Internationally notable musical artists, authors, and lecturers have appeared at Musical Fund Hall, including:

- 1825: Marquis de Lafayette, who aided George Washington and the Continental Army in the American Revolutionary War, was honored at a reception
- 1827: Maria Malibran, a Spanish opera singer
- 1848: Ole Bull, Norwegian violinist
- 1842: Charles Dickens, author of A Tale of Two Cities
- 1850 and 1851: Jenny Lind, known as "the Swedish Nightingale", and Ede Reményi
- 1852: Henriette Sontag and Adelina Patti
- 1853 and 1856: William Makepeace Thackeray, lectures on the "English Humorists" (1853) and "Charity and Humor" (1856)
- 1897: poet Paul Laurence Dunbar read selections of his own works

Renowned pianists such as Louis Gottschalk, Kossowski, Sigismond Thalberg, and Wolfsohn also appeared at the Hall.

In 1856, the first National Republican Convention was held at the Musical Fund Hall. John C. Frémont was nominated on the second ballot. William L. Dayton of New Jersey was the vice-presidential nominee.

With its busy and notable schedule of events, 1856 was the banner year for the Musical Fund Hall. By the end of the year, the 3,000-seat Philadelphia Academy of Music opened and immediately supplanted the Musical Fund Hall as the premier venue for concerts and lectures in the city. The Musical Fund Society moved its concerts to the Academy of Music in 1868.

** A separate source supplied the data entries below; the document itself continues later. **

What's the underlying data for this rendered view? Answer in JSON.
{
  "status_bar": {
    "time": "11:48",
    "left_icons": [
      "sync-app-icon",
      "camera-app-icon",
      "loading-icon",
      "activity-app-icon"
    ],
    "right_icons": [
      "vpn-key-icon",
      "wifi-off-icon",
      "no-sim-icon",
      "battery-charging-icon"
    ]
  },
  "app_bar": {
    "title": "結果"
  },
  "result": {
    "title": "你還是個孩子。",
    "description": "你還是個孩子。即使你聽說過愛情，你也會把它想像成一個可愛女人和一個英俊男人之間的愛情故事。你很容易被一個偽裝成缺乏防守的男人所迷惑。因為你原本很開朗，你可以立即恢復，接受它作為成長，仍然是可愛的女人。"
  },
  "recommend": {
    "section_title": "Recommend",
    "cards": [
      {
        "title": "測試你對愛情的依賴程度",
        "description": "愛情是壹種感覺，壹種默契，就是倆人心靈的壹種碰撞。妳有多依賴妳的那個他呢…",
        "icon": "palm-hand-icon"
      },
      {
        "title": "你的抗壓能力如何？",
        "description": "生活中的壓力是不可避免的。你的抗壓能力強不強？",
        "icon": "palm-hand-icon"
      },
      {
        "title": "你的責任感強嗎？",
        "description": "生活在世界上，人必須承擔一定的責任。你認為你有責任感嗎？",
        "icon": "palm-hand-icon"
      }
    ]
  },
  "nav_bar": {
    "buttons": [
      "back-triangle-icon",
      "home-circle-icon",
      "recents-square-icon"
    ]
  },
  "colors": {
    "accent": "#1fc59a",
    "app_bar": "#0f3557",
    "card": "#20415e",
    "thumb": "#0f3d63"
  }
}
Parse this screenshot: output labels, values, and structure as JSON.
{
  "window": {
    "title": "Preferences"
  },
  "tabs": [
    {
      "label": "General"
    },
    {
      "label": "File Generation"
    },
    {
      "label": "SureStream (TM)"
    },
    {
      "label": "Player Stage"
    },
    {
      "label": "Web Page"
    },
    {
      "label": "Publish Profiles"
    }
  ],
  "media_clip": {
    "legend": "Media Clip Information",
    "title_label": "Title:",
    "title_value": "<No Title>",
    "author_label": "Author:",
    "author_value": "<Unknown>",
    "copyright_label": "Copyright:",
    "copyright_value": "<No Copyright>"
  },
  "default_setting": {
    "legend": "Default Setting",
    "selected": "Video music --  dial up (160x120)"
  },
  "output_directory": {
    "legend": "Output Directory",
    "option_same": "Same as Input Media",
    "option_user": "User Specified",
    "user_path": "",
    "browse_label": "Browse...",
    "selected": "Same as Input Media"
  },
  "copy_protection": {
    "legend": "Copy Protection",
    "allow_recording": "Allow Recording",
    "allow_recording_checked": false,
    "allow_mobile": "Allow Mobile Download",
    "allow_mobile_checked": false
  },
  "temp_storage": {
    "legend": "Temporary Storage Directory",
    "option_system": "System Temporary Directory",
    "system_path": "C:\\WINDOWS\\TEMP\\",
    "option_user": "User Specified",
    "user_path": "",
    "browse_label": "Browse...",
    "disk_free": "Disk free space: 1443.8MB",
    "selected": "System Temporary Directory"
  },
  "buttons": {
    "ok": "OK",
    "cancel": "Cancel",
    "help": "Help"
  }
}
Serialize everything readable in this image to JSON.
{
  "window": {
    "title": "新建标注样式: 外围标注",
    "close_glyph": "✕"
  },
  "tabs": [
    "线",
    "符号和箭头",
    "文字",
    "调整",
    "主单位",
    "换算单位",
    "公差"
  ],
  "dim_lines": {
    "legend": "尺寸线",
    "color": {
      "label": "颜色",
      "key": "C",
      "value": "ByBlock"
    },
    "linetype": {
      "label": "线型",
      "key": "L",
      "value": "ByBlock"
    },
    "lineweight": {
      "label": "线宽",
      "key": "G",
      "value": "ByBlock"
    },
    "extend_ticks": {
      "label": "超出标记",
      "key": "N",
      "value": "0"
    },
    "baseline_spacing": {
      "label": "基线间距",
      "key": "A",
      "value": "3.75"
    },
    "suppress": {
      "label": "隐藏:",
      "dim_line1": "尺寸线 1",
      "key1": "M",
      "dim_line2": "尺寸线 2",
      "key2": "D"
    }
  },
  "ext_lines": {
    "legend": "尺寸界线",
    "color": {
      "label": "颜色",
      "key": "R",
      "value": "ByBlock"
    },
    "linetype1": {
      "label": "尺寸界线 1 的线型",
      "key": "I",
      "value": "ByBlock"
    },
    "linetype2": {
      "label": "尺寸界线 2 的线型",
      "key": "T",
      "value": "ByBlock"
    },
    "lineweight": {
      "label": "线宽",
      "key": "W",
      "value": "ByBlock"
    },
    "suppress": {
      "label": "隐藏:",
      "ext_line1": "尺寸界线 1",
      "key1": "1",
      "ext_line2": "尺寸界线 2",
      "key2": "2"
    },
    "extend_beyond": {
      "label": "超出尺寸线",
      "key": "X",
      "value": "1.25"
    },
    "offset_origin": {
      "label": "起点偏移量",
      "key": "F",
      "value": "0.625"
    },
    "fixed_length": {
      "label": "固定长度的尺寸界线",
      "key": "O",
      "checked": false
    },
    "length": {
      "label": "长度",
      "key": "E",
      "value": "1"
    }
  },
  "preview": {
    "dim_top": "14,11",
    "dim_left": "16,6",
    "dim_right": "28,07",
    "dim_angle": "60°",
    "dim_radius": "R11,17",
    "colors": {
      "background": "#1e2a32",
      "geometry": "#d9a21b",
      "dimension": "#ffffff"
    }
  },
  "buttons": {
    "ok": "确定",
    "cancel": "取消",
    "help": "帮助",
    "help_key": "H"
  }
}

After seeing use as (among other things) a boxing arena and a tobacco warehouse, the Hall was abandoned, then was converted into condominiums. As a result of the conversion, the auditorium no longer exists. The building was removed from the list of National Historic Landmarks but it retains a position on the National Register of Historic Places.

Around 1900, the society was a main proponent in creating the Philadelphia Orchestra. In 1982, The Musical Fund Society's document collection including manuscripts of European music as well as music by Pennsylvania composers, went to the library of the University of Pennsylvania.